17.09.2020 à 07:54

ReconnaissanceUne charte pour protéger les travailleurs de santé

L’OMS veut que les personnes œuvrant dans le domaine de la santé, qui ont été les plus touchées par le coronavirus, soient mieux protégées.

Personne n’est en sécurité «tant que les travailleurs de santé ne sont pas en sécurité», a affirmé Tedros Adhanom Ghebreyesus.

Personne n’est en sécurité «tant que les travailleurs de santé ne sont pas en sécurité», a affirmé Tedros Adhanom Ghebreyesus.

KEYSTONE

La pandémie a montré le besoin de protéger les travailleurs de santé. L’Organisation mondiale de la santé (OMS) a lancé jeudi à Genève une charte pour les gouvernements et les autorités locales de santé pour garantir à ceux-ci les meilleures conditions possibles.

Personne n’est en sécurité «tant que les travailleurs de santé ne sont pas en sécurité», a affirmé le directeur général Tedros Adhanom Ghebreyesus à l’occasion de la Journée internationale de la sécurité des patients. Selon lui, la charte doit notamment alerter sur les salaires de ces personnes.

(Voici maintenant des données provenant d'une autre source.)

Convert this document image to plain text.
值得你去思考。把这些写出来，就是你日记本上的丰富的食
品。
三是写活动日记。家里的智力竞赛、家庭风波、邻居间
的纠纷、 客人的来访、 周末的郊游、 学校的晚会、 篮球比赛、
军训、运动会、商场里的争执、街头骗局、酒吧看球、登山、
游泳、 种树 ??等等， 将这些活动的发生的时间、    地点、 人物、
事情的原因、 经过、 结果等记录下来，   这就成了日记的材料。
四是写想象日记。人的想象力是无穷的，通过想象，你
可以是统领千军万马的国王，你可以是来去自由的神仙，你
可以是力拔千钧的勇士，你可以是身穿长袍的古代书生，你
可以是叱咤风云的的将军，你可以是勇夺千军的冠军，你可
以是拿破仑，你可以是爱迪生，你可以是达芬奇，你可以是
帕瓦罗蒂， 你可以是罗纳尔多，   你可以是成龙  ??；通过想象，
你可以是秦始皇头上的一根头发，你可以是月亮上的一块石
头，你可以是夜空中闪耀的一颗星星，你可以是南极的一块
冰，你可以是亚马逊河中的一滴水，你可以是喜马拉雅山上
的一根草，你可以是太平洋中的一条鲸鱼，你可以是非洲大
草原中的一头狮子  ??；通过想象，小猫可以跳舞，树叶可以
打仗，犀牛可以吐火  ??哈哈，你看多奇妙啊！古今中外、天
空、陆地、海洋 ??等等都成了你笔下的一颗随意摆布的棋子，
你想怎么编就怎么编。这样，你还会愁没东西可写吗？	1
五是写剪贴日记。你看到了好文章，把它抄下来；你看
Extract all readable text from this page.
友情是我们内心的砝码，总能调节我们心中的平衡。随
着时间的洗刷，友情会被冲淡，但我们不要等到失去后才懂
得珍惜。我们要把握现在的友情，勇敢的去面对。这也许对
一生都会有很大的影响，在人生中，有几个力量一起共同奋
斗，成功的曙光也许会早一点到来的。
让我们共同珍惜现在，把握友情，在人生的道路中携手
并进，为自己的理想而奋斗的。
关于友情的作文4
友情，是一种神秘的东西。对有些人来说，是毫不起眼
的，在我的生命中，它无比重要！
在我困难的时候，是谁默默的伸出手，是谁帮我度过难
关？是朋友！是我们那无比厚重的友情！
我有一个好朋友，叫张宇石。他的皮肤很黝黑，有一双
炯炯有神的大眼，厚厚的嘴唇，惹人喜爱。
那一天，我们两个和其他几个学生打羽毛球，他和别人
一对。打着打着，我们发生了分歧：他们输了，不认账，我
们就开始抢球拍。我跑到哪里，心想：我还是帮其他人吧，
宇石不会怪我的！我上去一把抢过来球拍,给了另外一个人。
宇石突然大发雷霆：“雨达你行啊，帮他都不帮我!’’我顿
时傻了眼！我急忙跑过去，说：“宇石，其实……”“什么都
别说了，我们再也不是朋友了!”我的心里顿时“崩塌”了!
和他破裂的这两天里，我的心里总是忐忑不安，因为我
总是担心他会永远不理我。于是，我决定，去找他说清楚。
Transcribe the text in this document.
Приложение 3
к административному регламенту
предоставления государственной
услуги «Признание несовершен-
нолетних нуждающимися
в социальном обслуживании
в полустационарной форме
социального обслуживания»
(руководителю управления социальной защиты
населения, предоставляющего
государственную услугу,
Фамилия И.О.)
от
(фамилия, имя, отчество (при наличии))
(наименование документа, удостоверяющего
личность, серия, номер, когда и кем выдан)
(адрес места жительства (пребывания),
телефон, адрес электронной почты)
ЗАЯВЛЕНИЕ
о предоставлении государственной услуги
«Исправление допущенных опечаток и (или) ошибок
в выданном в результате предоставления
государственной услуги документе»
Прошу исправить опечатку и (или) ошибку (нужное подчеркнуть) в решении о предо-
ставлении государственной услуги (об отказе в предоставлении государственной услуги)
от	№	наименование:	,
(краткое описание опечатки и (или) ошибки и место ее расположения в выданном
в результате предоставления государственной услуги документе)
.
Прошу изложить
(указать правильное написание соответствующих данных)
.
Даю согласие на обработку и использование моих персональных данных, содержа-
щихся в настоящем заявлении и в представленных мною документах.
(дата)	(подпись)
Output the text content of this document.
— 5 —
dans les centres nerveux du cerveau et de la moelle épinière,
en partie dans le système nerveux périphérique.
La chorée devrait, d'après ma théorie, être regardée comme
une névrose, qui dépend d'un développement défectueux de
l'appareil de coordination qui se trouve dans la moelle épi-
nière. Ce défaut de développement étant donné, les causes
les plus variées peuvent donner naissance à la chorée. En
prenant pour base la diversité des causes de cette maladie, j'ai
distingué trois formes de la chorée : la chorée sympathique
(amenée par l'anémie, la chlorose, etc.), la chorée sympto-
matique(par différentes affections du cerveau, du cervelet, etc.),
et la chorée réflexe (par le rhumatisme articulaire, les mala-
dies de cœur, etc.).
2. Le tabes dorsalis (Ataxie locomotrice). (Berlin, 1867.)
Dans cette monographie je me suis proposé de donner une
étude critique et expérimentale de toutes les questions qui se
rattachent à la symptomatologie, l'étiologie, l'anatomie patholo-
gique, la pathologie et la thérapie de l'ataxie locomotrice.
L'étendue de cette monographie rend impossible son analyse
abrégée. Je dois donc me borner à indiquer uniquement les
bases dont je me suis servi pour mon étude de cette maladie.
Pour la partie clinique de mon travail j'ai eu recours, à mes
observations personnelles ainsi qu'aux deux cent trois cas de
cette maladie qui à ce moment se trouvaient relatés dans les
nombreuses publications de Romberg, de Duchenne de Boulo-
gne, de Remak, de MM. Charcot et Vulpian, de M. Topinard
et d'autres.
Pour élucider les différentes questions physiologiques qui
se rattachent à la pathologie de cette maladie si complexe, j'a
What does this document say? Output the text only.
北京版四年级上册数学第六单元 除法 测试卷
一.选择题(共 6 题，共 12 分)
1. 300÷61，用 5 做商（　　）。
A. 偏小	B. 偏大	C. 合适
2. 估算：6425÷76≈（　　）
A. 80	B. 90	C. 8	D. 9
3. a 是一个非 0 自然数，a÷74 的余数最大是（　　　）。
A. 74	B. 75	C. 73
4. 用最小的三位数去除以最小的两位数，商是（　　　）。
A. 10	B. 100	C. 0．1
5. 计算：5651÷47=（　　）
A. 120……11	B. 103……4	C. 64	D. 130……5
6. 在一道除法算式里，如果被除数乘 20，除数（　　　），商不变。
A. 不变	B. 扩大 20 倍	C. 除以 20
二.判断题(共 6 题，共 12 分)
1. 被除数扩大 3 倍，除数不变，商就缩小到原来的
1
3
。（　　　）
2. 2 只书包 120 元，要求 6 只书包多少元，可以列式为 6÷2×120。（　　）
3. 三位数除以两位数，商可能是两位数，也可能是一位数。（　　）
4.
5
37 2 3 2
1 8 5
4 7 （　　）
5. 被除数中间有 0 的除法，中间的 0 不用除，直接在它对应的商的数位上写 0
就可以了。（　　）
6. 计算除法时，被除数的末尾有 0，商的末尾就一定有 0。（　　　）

Elle demande aux responsables de les protéger de toute violence, d’améliorer leur santé mentale face aux crises auxquelles ces acteurs sont confrontés ou encore de les protéger des dangers physiques. «Nous ne devons pas choisir entre travail et santé», a fait remarquer de son côté le directeur général de l’Organisation internationale du travail (OIT) Guy Ryder.

Personnel stigmatisé

Des programmes nationaux pour la sécurité des travailleurs de santé et un lien avec celle des patients doivent être établis. «Chaque seconde», un patient fait face à l’impact d’un manque de sécurité alors qu’il est hospitalisé, a dit à la presse Tedros Adhanom Ghebreyesus. Soit un sur dix au total.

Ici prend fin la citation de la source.